One of the ways media is headed is toward businesses that have multiple revenue streams. More important than that is content that users and readers will pay for is becoming increasingly important on a lot of levels. It’s a signal of distinctive journalism that really matters to people, which is a healthy place for us to be. It’s been something that’s been on our radar screen from the beginning. and it was becoming a more earnest part of our strategy as we headed into this year. That’s where we see the future of media: reaching a targeted, high-value audiences with content that is valuable enough for them to pay for it. That’s the foundation of a valuable business model.
Are you going to have to hire more reporters to build the content-focused side offering?
We don’t think so, in the beginning. We’ve built a pretty strong reputation for building high quality content. We’ve been doing a lot of research and surveying of our audience over the last number of months in preparation of our own plans. We’ve found a high propensity among our readers to pay for products. That’s based on a product like we already have or could execute with the staff we’ve got currently. I wouldn’t speculate yet on the growth of the editorial staff around this initiative, but you could imagine that down the line.
Would you have gone after consumer revenue if you hadn’t gotten acquired?

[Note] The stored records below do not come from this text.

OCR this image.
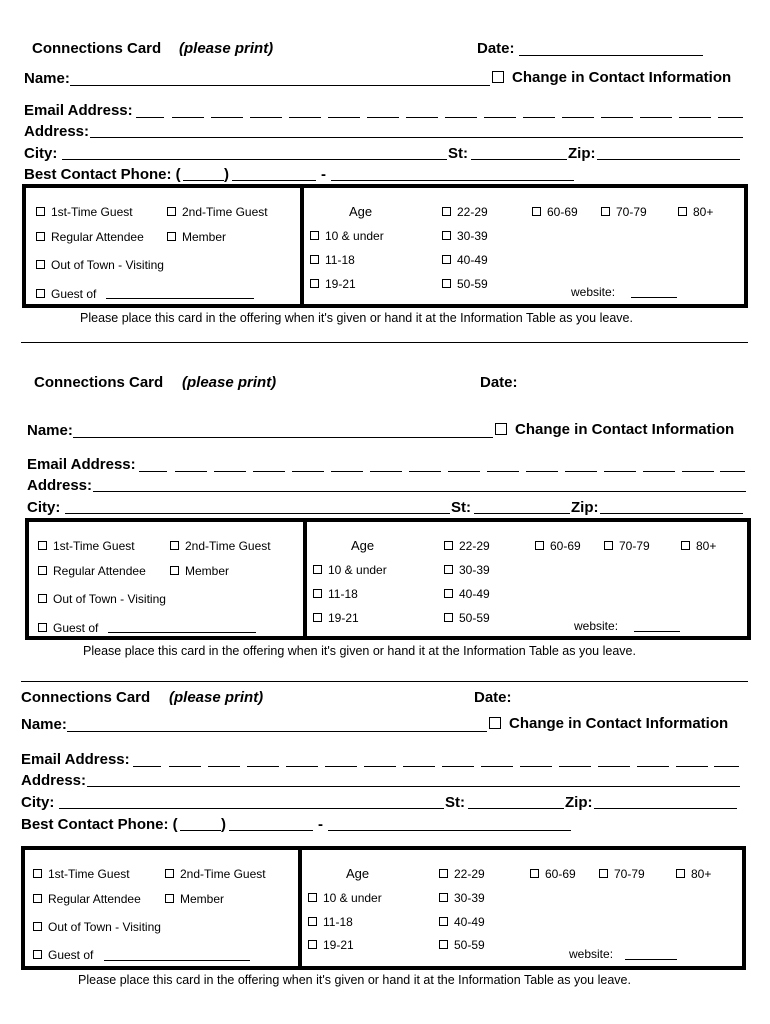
Connections Card (please print)	Date:
Name:	Change in Contact Information
Email Address:
Address:
City:	St:	Zip:
Best Contact Phone: (	)	-
1st-Time Guest	2nd-Time Guest
Regular Attendee	Member
Out of Town - Visiting
Guest of
Age
10 & under
11-18
19-21
22-29
30-39
40-49
50-59
60-69	70-79	80+
website:
Please place this card in the offering when it's given or hand it at the Information Table as you leave.
Connections Card (please print)	Date:
Name:	Change in Contact Information
Email Address:
Address:
City:	St:	Zip:
1st-Time Guest	2nd-Time Guest
Regular Attendee	Member
Out of Town - Visiting
Guest of
Age
10 & under
11-18
19-21
22-29
30-39
40-49
50-59
60-69	70-79	80+
website:
Please place this card in the offering when it's given or hand it at the Information Table as you leave.
Connections Card (please print)	Date:
Name:	Change in Contact Information
Email Address:
Address:
City:	St:	Zip:
Best Contact Phone: (	)	-
1st-Time Guest	2nd-Time Guest
Regular Attendee	Member
Out of Town - Visiting
Guest of
Age
10 & under
11-18
19-21
22-29
30-39
40-49
50-59
60-69	70-79	80+
website:
Please place this card in the offering when it's given or hand it at the Information Table as you leave.
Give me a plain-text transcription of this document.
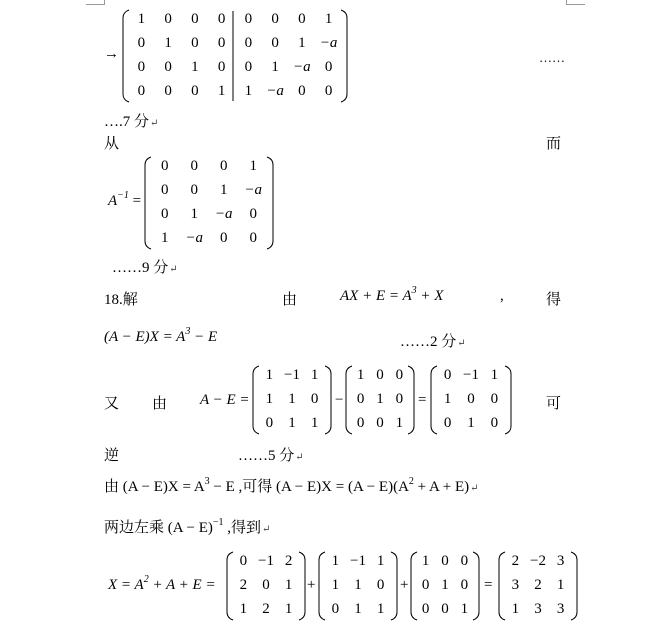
→
1	0	0	0	0	0	0	1
0	1	0	0	0	0	1 −a
0	0	1	0	0	1 −a 0
0	0	0	1	1 −a 0	0
……
….7 分↵
从	而
$A^{-1}$ =
0	0	0	1
0	0	1	−a
0	1	−a	0
1	−a	0	0
……9 分↵
18.解	由	AX + $E = A^3 + X$	,	得
$(A - E)X = A^3 - E$	……2 分↵
又 由 A − E =
1 −1 1
1	1	0
0	1	1
−
1 0 0
0 1 0
0 0 1
=
0 −1 1
1	0	0
0	1	0
可
逆	……5 分↵
由 $(A - E)X = A^3 - E$ ,可得 $(A - E)X = (A - E)(A^2 + A$ + E)↵
两边左乘 $(A - E)^{-1}$ ,得到↵
$X = A^2 + A + E$ =
0 −1 2
2	0	1
1	2	1
+
1 −1 1
1	1	0
0	1	1
+
1 0 0
0 1 0
0 0 1
=
2 −2 3
3	2	1
1	3	3
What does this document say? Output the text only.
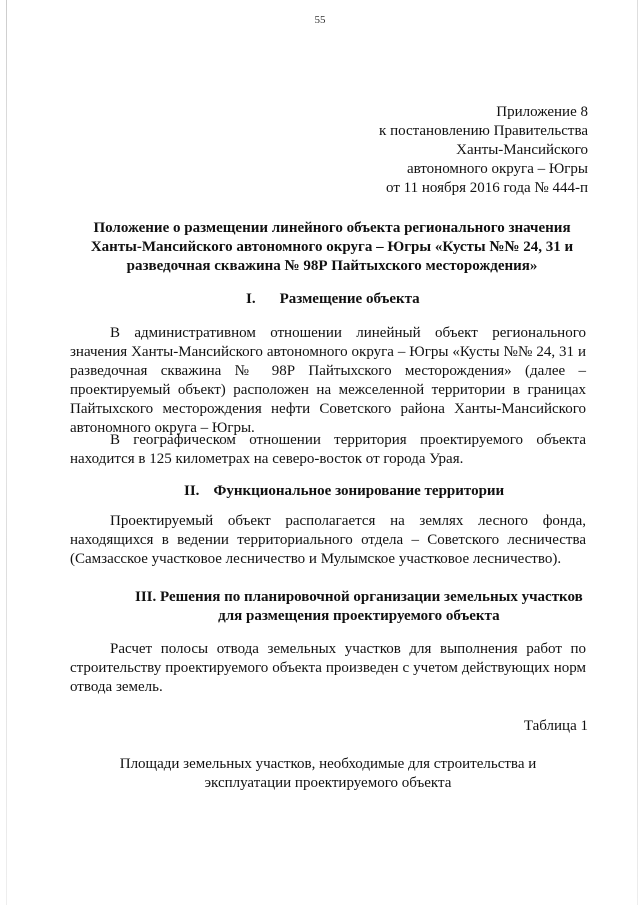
55
Приложение 8
к постановлению Правительства
Ханты-Мансийского
автономного округа – Югры
от 11 ноября 2016 года № 444-п
Положение о размещении линейного объекта регионального значения
Ханты-Мансийского автономного округа – Югры «Кусты №№ 24, 31 и
разведочная скважина № 98Р Пайтыхского месторождения»
I. Размещение объекта

В административном отношении линейный объект регионального значения Ханты-Мансийского автономного округа – Югры «Кусты №№ 24, 31 и разведочная скважина № 98Р Пайтыхского месторождения» (далее – проектируемый объект) расположен на межселенной территории в границах Пайтыхского месторождения нефти Советского района Ханты-Мансийского автономного округа – Югры.

В географическом отношении территория проектируемого объекта находится в 125 километрах на северо-восток от города Урая.

II. Функциональное зонирование территории

Проектируемый объект располагается на землях лесного фонда, находящихся в ведении территориального отдела – Советского лесничества (Самзасское участковое лесничество и Мулымское участковое лесничество).

III. Решения по планировочной организации земельных участков
для размещения проектируемого объекта

Расчет полосы отвода земельных участков для выполнения работ по строительству проектируемого объекта произведен с учетом действующих норм отвода земель.

Таблица 1
Площади земельных участков, необходимые для строительства и
эксплуатации проектируемого объекта
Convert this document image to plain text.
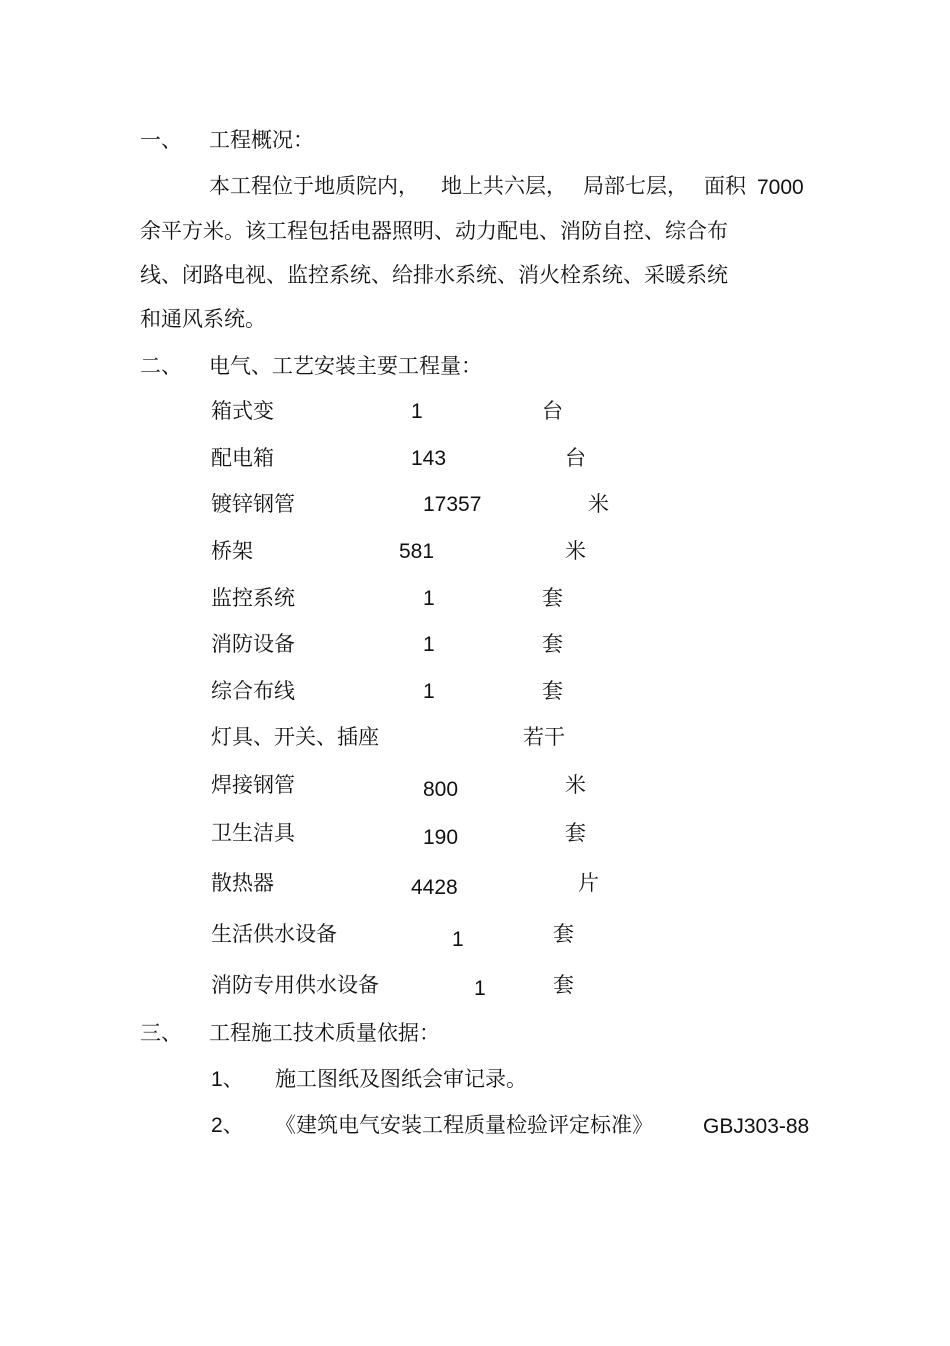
一、 工程概况：
本工程位于地质院内， 地上共六层， 局部七层， 面积 7000
余平方米。该工程包括电器照明、动力配电、消防自控、综合布
线、闭路电视、监控系统、给排水系统、消火栓系统、采暖系统
和通风系统。
二、 电气、工艺安装主要工程量：
箱式变	1	台
配电箱	143	台
镀锌钢管	17357	米
桥架	581	米
监控系统	1	套
消防设备	1	套
综合布线	1	套
灯具、开关、插座	若干
焊接钢管	800	米
卫生洁具	190	套
散热器	4428	片
生活供水设备	1	套
消防专用供水设备	1	套
三、 工程施工技术质量依据：
1、 施工图纸及图纸会审记录。
2、 《建筑电气安装工程质量检验评定标准》 GBJ303-88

Yes absolutely. It was very much on the drawing board. This year, as we started building developing executing against 2018 strategy, part of that was to experiment with a paid product.
What made you feel like you were ready to do that?
We’ve talked about it in our strategy sessions every year since we’ve been born. We’re just at a scale and an age where we felt like we could do it effectively. We’ve got 20 million users that come to the site. we’ve built an incredibly loyal audience over five years. It was the phase of existence we were in, as much as anything.